Curr Mol Pharmacol. 2012 May 30.
G-protein coupled receptors (GPCRs) are seven transmembrane receptors that are pivotal regulators of cellular responses including vision, cardiac contractility, olfaction, and platelet activation. GPCRs have been a major target for drug discovery due to their role in regulating a broad range of physiological and pathological responses. GPCRs mediate these responses through a cyclical process of receptor activation (initiation of downstream signals), desensitization (inactivation that results in diminution of downstream signals), and resensitization (receptor reactivation for next wave of activation). Although these steps may be of equal importance in regulating receptor function, significant advances have been made in understanding activation and desensitization with limited effort towards resensitization. Inadequate importance has been given to resensitization due to the understanding that resensitization is a homeostasis maintaining process and is not acutely regulated. Evidence indicates that resensitization is a critical step in regulating GPCR function and may contribute towards receptor signaling and cellular responses. In light of these observations, it is imperative to discuss resensitization as a dynamic and mechanistic regulator of GPCR function. In this review we discuss components regulating GPCR function like activation, desensitization, and internalization with special emphasis on resensitization. Although we have used β-adrenergic receptor as a proto-type GPCR to discuss mechanisms regulating receptor function, other GPCRs are also described to put forth a view point on the universality of such mechanisms.

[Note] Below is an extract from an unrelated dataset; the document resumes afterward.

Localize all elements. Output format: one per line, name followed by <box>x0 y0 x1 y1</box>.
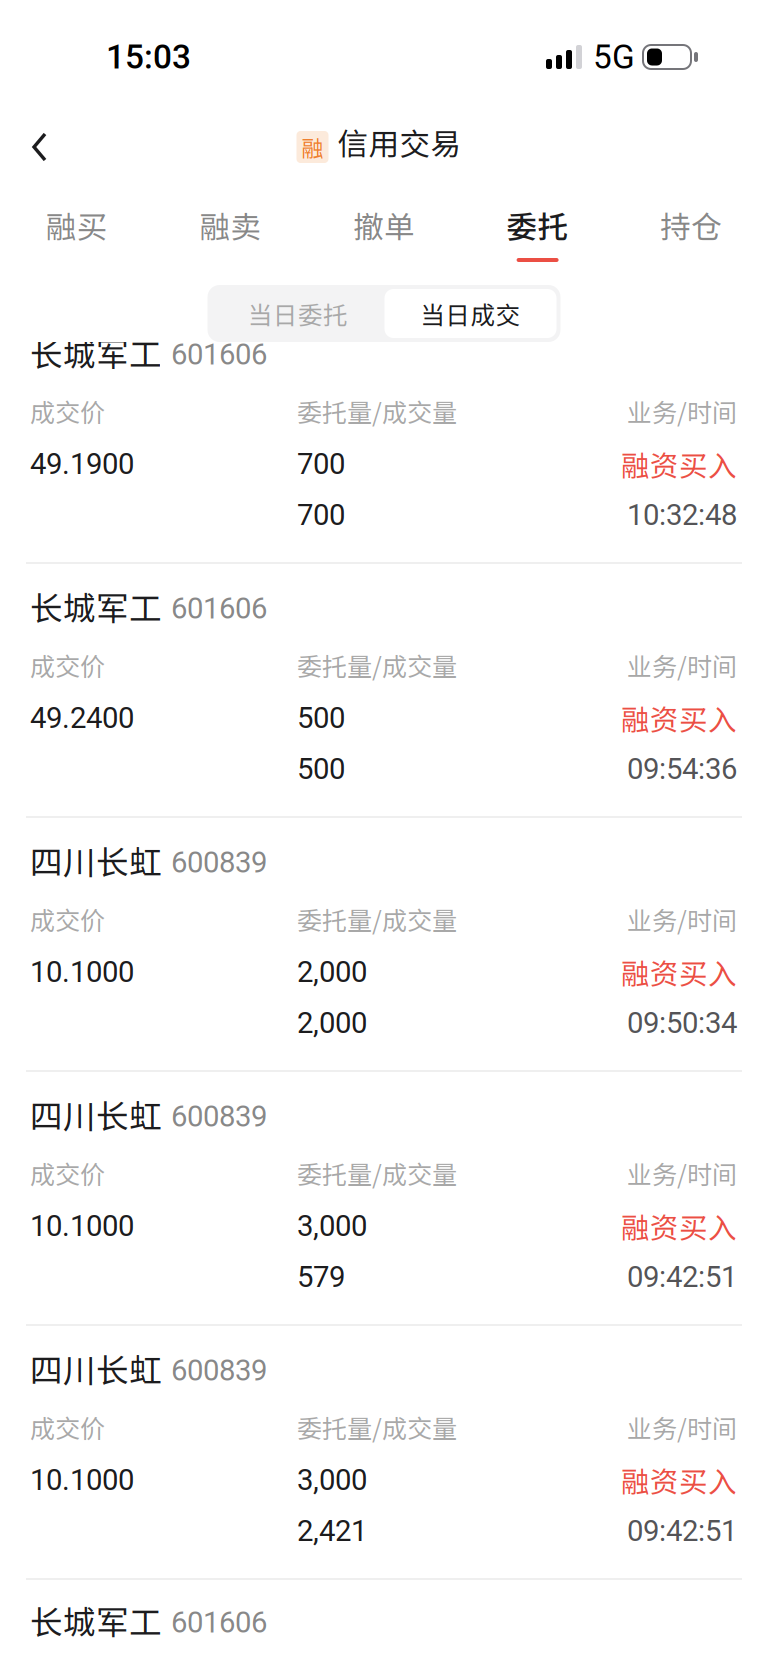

G蛋白偶联受体(GPCRs)是七跨膜受体,是细胞反应的关键调节因子,包括视觉、心脏收缩力、嗅觉和血小板激活。由于GPCRs在调节广泛的生理和病理反应中发挥作用,它们一直是药物研发的主要靶点。GPCRs通过受体激活(下游信号的启动)、脱敏(导致下游信号减弱的失活)和再敏化(为下一波激活而进行的受体再激活)的循环过程来介导这些反应。尽管这些步骤在调节受体功能方面可能同样重要,但在理解激活和脱敏方面已经取得了重大进展,而对再敏化的研究投入有限。由于人们认为再敏化是一个维持内稳态的过程,不受急性调节,因此对其重视不足。有证据表明,再敏化是调节GPCR功能的关键步骤,可能有助于受体信号传导和细胞反应。鉴于这些观察结果,有必要将再敏化作为GPCR功能的动态和机制调节因子进行讨论。在这篇综述中,我们讨论调节GPCR功能的组成部分,如激活、脱敏和内化,并特别强调再敏化。尽管我们使用β-肾上腺素能受体作为典型的GPCR来讨论调节受体功能的机制,但也描述了其他GPCRs,以提出关于这些机制普遍性的观点。